Das Sportarchiv – Gymnastik-Ikonen:Kerri Strug

Kerri Strug, eine der berühmtesten und beliebtesten Turnerinnen, die die Welt je gesehen hat, war seit ihrer Kindheit mit Widrigkeiten konfrontiert und hat sich immer durchgesetzt. Die Teilnahme an den Olympischen Spielen in Atlanta im Jahr 1996 war vielleicht Kerri Strugs krönende Leistung, da sie mit den USA Mannschaftsgold gewann, aber es ist die harte Arbeit und das Engagement, das sie ihrem Sport widmete, was sie wirklich von den anderen prestigeträchtigen Champions unterscheidet ihrer Generation. Strug begann ihren Weg zu den Olympischen Spielen im Alter von drei Jahren, als sie mit dem Turnen begann.

Der erste Wettbewerb

Strugs erster Wettkampf fand im Alter von acht Jahren statt und ihre Familie zog schließlich nach Houston, Texas, um mit dem berühmten Gymnastiktrainer Bela Karolyi zu trainieren. Es war auch der Moment, in dem sie als jüngstes Mitglied der Turnnationalmannschaft der Vereinigten Staaten beitrat. Als sie bei den Olympischen Spielen 1992 in Barcelona auf die Matten ging, war Strug erst 14 Jahre alt, aber sie half dem Team, während dieser Olympischen Spiele eine Bronzemedaille zu gewinnen. Leider wurde sie im Rennen um das Mehrkampffinale von ihren eigenen Teamkollegen verdrängt, aber ihre Leistung war für eine 14-Jährige dennoch bemerkenswert.

Ein entscheidender Moment

Als ihr Trainer und Mentor Bela Karolyi nach den Olympischen Spielen 1992 beschloss, in den Ruhestand zu gehen, stand Strug an einem Scheideweg. Sie war sich nicht sicher, ob sie mit dem Turnen weitermachen oder einen anderen Traum verfolgen sollte. Schließlich entschied sie sich, beim Turnen zu bleiben, da es der Sport war, den sie über alles liebte. Sie fand in Steve Nunno einen neuen Trainer und zog nach Edmon, Oklahoma, um für die nächsten Großveranstaltungen und die Olympischen Spiele 1996 zu trainieren. Der Zeitraum zwischen den beiden Olympischen Spielen hat wahrscheinlich Strugs gesamte Karriere bestimmt.

Anhaltende Verletzungen

Während einer Veranstaltung im Jahr 1994 hatte Strug ein Problem mit ihrer Stufenbarren-Routine, was dazu führte, dass sie zu früh losließ und die Kontrolle über ihre Bewegung verlor. Das Ergebnis war, dass Struss mitten in einer Routine in einer unangenehmen Position landete und sich ernsthaft den Rücken verletzte. Ihre Teamkollegen und Trainer befürchteten damals das Schlimmste, aber es stellte sich heraus, dass es sich um einen stark zerrissenen Muskel in ihrem Rücken handelte. Sie würde in der Lage sein, zum Wettkampf zurückzukehren, aber die Rehabilitation war anstrengend und die meisten Turnerinnen kämpfen nach einer schweren Verletzung damit, ihre alte Form wiederzuerlangen.

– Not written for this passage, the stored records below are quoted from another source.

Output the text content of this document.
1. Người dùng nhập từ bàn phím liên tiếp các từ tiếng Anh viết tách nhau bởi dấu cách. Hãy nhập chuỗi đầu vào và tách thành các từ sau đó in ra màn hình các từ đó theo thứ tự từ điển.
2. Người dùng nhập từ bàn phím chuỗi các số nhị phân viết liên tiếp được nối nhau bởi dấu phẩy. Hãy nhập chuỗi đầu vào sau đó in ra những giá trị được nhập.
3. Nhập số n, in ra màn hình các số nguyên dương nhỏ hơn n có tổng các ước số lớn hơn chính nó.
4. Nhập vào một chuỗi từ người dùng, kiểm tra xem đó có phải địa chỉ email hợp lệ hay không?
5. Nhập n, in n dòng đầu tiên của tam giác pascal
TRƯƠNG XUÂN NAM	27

Die Spiele in Atlanta zeigten die Belastbarkeit und Hartnäckigkeit von Keri Strug, denn sie schaffte es, den Vereinigten Staaten zum Gewinn von Teamgold zu verhelfen, obwohl sie sich bei ihrem ersten Sprungversuch verletzte. Strug verletzte sich beim ersten Versuch schwer am Knöchel, doch sie schaffte es, die innere Stärke und Zähigkeit zu finden, um aufzustehen und einen weiteren Sprung zu absolvieren. Trotz des Laufens und Springens auf einem effektiven Fuß gelang es Strug, eine respektable Punktzahl für ihren Sprung zu erzielen, und ihr zweiter Versuch reichte aus, um die Vereinigten Staaten für Teamgold über die Ziellinie zu bringen. Es ist diese Art von Opferbereitschaft und Teamethik, die Strug zu einer Turnerin gemacht haben, die wir nie vergessen werden.